Coastal environments, such as mangrove forests, provide an unparalleled amount of ecosystem services, from water purification and flood prevention to the mitigation of climate change. In the Nepf Lab, I will investigate the critical conditions for erosion and deposition within black mangrove’s pneumatophores, which are also known as pencil roots because of their vertical and pencil-like shape. Pencil roots have an influence on sediment transport. They can both generate turbulence that can promote erosion and slow the currents near the bed that can promote deposition. If we know these critical conditions, then we can better understand the sediment fate and transport as well as how much carbon is stored in mangrove forests.

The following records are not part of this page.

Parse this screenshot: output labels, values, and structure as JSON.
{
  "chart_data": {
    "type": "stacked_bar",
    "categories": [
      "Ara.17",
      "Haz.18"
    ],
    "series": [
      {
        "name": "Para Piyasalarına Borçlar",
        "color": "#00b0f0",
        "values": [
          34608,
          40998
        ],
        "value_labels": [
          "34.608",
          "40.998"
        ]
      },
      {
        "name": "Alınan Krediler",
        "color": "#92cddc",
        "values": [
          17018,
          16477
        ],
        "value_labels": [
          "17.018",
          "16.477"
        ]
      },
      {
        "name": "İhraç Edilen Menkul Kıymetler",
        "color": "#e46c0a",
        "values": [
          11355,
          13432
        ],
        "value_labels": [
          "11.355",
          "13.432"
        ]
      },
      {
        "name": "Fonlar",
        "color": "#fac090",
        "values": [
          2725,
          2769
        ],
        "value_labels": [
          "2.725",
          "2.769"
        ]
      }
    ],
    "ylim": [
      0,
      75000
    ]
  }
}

To determine these critical conditions, I am combining field work conducted in Port Fourchon, LA with laboratory methods. I will then use my observational field data and laboratory results to construct sub-grid scale models for erosion and deposition, which will be incorporated into a coastal-scale model to explore the role of channels in optimizing sediment retention within mangrove forests. 

Undergraduate Student

slassar (at) mit.edu

When water with excess sediment flows through gravel streams it can clog the small spaces in between the gravel, known as interstitial spaces. These interstitial spaces are important for young fish, such as trout and salmon. I will work on a project modeling how sediment clogs up gravel streams, and investigate how adding obstacles (like logs, rocks, etc.) to these streams affects clogging. The turbulence created by adding these obstructions create can alleviate clogging, so this project aims to quantify if and how much clogging is prevented.

Graduate Student

inhim838@mit.edu

Nature has evolved to know best how to stay resilient against natural forces. My research examines the science of how marshes can be placed in front of seawalls to attenuate wave amplitude and wave energy to reduce over topping and erosion. This is studied using wave dissipation models based on the physics of wave-vegetation hydrodynamic interactions. Hybrid coastal defence strategies not only offers important ecosystem services to combat climate change challenges, but also potentially deliver the same level of coastal protection more economically. Therefore, I will also conduct cost-benefit analysis on combined marshes and seawall infrastructures to examine whether societies would benefit economically from implementing nature based coastal protection and live more harmoniously with the natural environment.